His complex network is now scrambling for leadership. The culture of the Middle East is based on loyalty to individuals—not just anyone can step in to fill Soleimani’s role; this strike was massively disruptive. His absence forces small, diverse interests to question each other, and potentially splinter. That will create fear, mistrust, and scare the Ayatollahs in Iran—their protector is gone.
Power matters in the Middle East. Soft negotiation shows weakness; hard negotiation gains respect. It’s the same for bargaining in the local markets as it is in politics.
President Donald Trump just told the Quds Force network, and the world, that the United States has the intelligence, the capability, and the will to strike the very top—at the most powerful men, anytime, anywhere—to protect U.S. interests and to achieve regional stability. I argue it was the most precise, and possibly the most influential, U.S. projection of power in the region ever.
No Western leader has had the courage to take such bold, independent, and risky action against an Iranian senior (terror) leader before. It will create some level of chaos in the short term. Retaliation is, of course, unpredictable—and dangerous. But it will certainly show that this U.S. administration won’t play the games of the past 40 years.
I believe Soleimani’s death will unify and inspire those who have feared Iranian influence.
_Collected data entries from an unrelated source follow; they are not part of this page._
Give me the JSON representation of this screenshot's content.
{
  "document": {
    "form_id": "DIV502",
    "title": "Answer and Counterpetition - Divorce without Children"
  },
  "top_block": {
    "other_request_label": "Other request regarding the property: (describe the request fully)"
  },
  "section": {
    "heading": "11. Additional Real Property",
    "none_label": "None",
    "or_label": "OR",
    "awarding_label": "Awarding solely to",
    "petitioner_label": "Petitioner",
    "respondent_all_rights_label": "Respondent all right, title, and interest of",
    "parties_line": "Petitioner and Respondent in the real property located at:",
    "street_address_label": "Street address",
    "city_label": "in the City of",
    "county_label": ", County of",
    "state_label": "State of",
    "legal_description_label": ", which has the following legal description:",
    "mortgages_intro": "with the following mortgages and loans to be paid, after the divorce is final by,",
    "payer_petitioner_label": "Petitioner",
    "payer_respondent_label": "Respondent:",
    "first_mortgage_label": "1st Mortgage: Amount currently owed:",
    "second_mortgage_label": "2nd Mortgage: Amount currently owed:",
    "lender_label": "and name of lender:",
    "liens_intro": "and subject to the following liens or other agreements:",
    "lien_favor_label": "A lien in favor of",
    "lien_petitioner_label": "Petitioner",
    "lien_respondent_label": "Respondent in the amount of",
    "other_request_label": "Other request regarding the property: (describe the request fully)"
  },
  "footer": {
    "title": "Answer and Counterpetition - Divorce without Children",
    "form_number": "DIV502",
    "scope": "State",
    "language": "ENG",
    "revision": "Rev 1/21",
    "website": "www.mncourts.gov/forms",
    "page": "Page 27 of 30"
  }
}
Kurds, Iraqi Sunnis, Kuwaitis, Saudi Arabians, Lebanese Christians, Jordanians, Egyptians, Israelis, and others have already formed a coalition against Iran.
His death may embolden dissatisfied Iranians who want peace and freedom. Protests are already erupting over the lies the regime has told in recent days. The protesters are surely emboldened with Soleimani out of the picture.
Strategically, the strike is likely to lessen, rather than increase, attacks on U.S. interests out of fear of response. It might even force the Iranian authoritarians to negotiate out of fear for their survival.
Regardless of the unpredictable outcomes, the strike on Soleimani was a game-changer.
Lt. Col. James McKinney is a retired U.S. Army Foreign Area officer with more than 30 years of service in strategic, tactical, and special operations assignments around the globe. He served as a senior defense official and defense attaché, the deputy chief of combating terrorism for U.S. Pacific Command, the security assistance officer for U.S. embassies in Albania and the Republic of Georgia, and a political-military adviser to the commander of U.S. Army Central in the Middle East. He’s now a consultant, and serves on the board of Saturna Capital.